Le soutien apporté à l’armée mozambicaine, notamment par le Rwanda et la Communauté de développement d’Afrique australe a contribué à cette amélioration, selon Hermano Juvane. Les gens ont pu rentrer chez eux à Palma, dans la province septentrionale de Cabo Delgado. En septembre, TotalEnergies a annoncé le report de deux ans de la première production terrestre de gaz naturel liquéfié (GNL) au Mozambique, la première production étant désormais prévue pour 2026. TotalEnergies a déclaré un cas de force majeure sur son projet de 15 milliards de dollars en avril 2021, mais l’activité du projet devrait maintenant redémarrer cette année.
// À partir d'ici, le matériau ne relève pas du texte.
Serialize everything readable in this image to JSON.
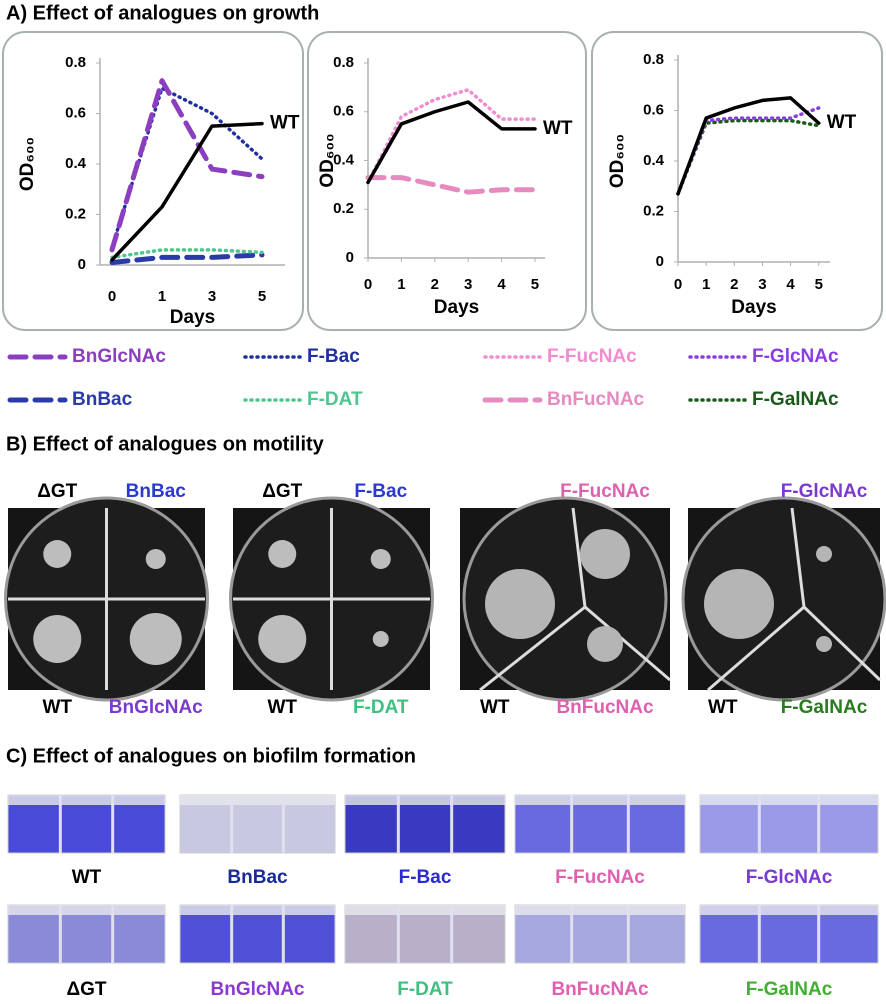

Le cadre d’Absa Bank considère que le nouveau calendrier est réaliste. « Il reste environ quatre ans de travail », dit-il.
LE MONDE ENTIER EST DE PLUS EN PLUS NERVEUX À L’IDÉE QUE LA CHINE CONTRÔLE LA CHAÎNE D’APPROVISIONNEMENT
Au Mozambique, Absa se concentre sur le financement des sous-traitants des industries extractives, indique Hermano Juvane, qui considère le pays comme porteur d’opportunités dans les sables lourds, le titane, le charbon, le lithium, le graphite, l’aluminium et les rubis. L’extraction des minéraux de terres rares, un ensemble de 17 éléments métalliques utilisés pour des applications de haute technologie telles que les téléphones portables, les disques durs d’ordinateurs et les véhicules électriques, pourrait être une industrie africaine de l’avenir.
La Chine domine l’approvisionnement mondial en terres rares avec une part estimée entre 85 % et 90 %, mais les tensions entre la Chine et les États-Unis ont accentué la nécessité pour le monde de trouver des sources non chinoises. »Les États-Unis tentent désespérément de ne pas acheter de terres rares à la Chine », affirme Simon Gardner-Bond, directeur technique de la société TechMet basée à Dublin. « Le monde entier est de plus en plus nerveux à l’idée que la Chine contrôle la chaîne d’approvisionnement ».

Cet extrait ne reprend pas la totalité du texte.